QC Release Specialist 2

Life Unlimited. At Smith+Nephew we design and manufacture technology that takes the limits off living. The Quality Compliance release team is focused on ensuring that Smith + Nephew complies with key regulatory requirements and Smith + Nephew procedures associated to the release of manufactured product. This position is responsible for developing, maintaining, and coordinating the compliant release process of finished goods for which Hull are the Legal Manufacturer, ensuring compliance with Company Quality Systems, regulatory and statutory Health & Safety requirements, and Site Safety Policy.

Furthermore, this role is responsible for leading the coordination, development, and training of other QC Release Personnel, for compliance against appropriate procedures, along with being considered a subject matter expert in the release controls and process of CMO.

• To apply high standards of occupational Health & Safety in the workplace to comply with company policy and procedures.
• To perform all activities in compliance with relevant GMP, GDP, ISO 9001, ISO 13485, US FDA 21 CFR Part 820 and any other applicable quality standards or regulations concerning Medicinal Products and Medical Devices.
• To ensure that all Quality Compliance Release external communications are of an acceptable standard to meet customer needs and facilitate improvement where necessary.
• To provide Quality Compliance Release support to CMO and Hull operations to ensure timely closure of quality activities and drive continual improvements.
• To assist and support the internal audit schedule in accordance with the procedure, to ensure compliance and timely close out of improvement actions.
• To assist in the management of the Company’s Quality Archive Store to ensure continued compliance.
• To support Change Control activities ensuring outputs are correctly translated into procedures and are communicated.
• To collate, interpret and report data from multiple sources to support business reporting activities including the generation of Certificates of Analysis.
• To review goods returned for applicable disposition according to local procedural requirements.
• To input and manage data within existing Quality System databases.
• To present Quality system processes as SME and provide data to external regulatory bodies and senior management as required.
• To ensure efficient and effective Quality Compliance Release processes are operating site wide through the development and implementation of procedures, training, and guidance.
• To lead and coordinate NCs and Corrective Action & Preventative Action (CAPA) relating to function.
• To escalate adverse trends and ensure all specified actions are closed in a timely manner within the Quality Systems team.
• To provide Quality Compliance support to Operations / Project Teams to ensure that changes are controlled within defined Quality Systems and meet customer needs.
• To assist as required in the creation and management of departmental measures which monitor section performance and drive continuous improvement.
• To assist, where necessary, in any potential or actual Field Safety Corrective Actions.
• To manage workload effectively to achieve personal and departmental objectives, and support other QC personnel with theirs.
• To provide an efficient and timely service to meet business requirements.
• To analyse data and establish conclusions based on available information.
• To lead, mentor and support the training and development of Quality Compliance Release personnel accordingly.
• To support the establishment and maintenance of appropriate documentation to support Quality Compliance Release requirements in alignment with global and local procedural requirements.
• To support internal and external audits as required.
• To support the identification and execution of continuous improvement initiatives and projects for the Quality Compliance Release process.
• To develop and manage relationships with personnel in all applicable functions and levels to ensure the delivery of the highest standards of internal and external customer satisfaction.

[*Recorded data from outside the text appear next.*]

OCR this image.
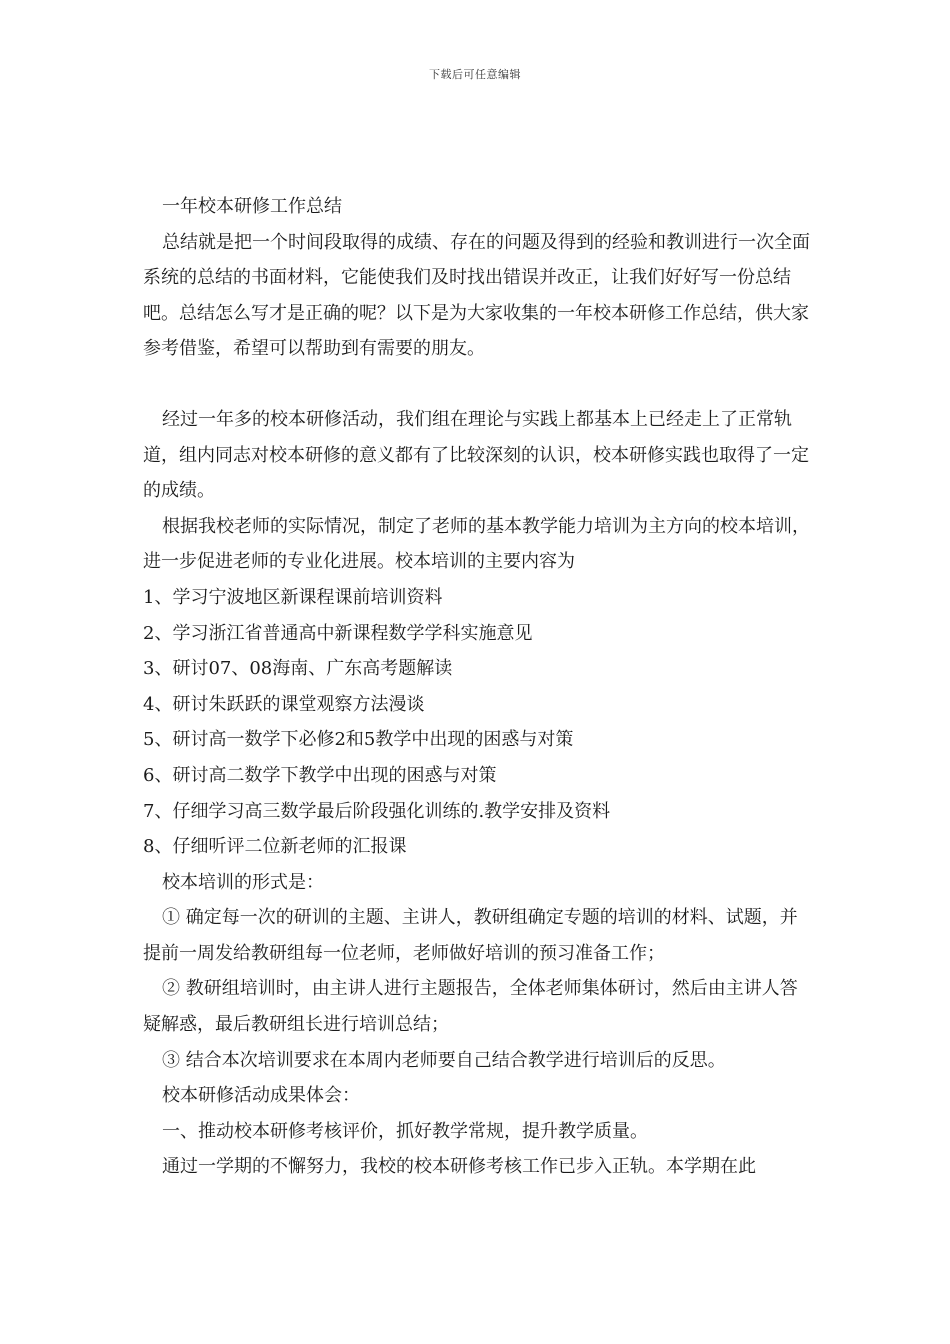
下载后可任意编辑

一年校本研修工作总结

总结就是把一个时间段取得的成绩、存在的问题及得到的经验和教训进行一次全面系统的总结的书面材料，它能使我们及时找出错误并改正，让我们好好写一份总结吧。总结怎么写才是正确的呢？以下是为大家收集的一年校本研修工作总结，供大家参考借鉴，希望可以帮助到有需要的朋友。

经过一年多的校本研修活动，我们组在理论与实践上都基本上已经走上了正常轨道，组内同志对校本研修的意义都有了比较深刻的认识，校本研修实践也取得了一定的成绩。

根据我校老师的实际情况，制定了老师的基本教学能力培训为主方向的校本培训，进一步促进老师的专业化进展。校本培训的主要内容为

1、学习宁波地区新课程课前培训资料

2、学习浙江省普通高中新课程数学学科实施意见

3、研讨07、08海南、广东高考题解读

4、研讨朱跃跃的课堂观察方法漫谈

5、研讨高一数学下必修2和5教学中出现的困惑与对策

6、研讨高二数学下教学中出现的困惑与对策

7、仔细学习高三数学最后阶段强化训练的.教学安排及资料

8、仔细听评二位新老师的汇报课

校本培训的形式是：

① 确定每一次的研训的主题、主讲人，教研组确定专题的培训的材料、试题，并提前一周发给教研组每一位老师，老师做好培训的预习准备工作；

② 教研组培训时，由主讲人进行主题报告，全体老师集体研讨，然后由主讲人答疑解惑，最后教研组长进行培训总结；

③ 结合本次培训要求在本周内老师要自己结合教学进行培训后的反思。

校本研修活动成果体会：

一、推动校本研修考核评价，抓好教学常规，提升教学质量。

通过一学期的不懈努力，我校的校本研修考核工作已步入正轨。本学期在此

• Typically educated to degree level or has equivalent work experience in relevant area.
• Advanced working knowledge of company products, processes, procedures, and personnel specifically associated to the QC release process.
• At least 5 years’ experience working within Quality Assurance, preferably within Medical Device / Pharmaceutical Industry.
• Good working understanding of the Medical Device Directive, GxP, ISO 9001, ISO 13485, 21 CFR Part 820.
• Strong analytical and good communication skills are essential together with the ability to manage personal and colleague workload to ensure high standards are maintained.
• Good understanding of the impact of the department on the business.
• Knowledge of the potential for product liability, alleged adverse incidents and potential Field Safety Actions.
• Proficient in Microsoft Systems, specifically Word and Excel, with good written (English) skill required. Experience with MS Excel, Word, Outlook, Visio.
• Advanced understanding of the Smartsolve and SAP user systems, including experience in UAT testing and system design requirements.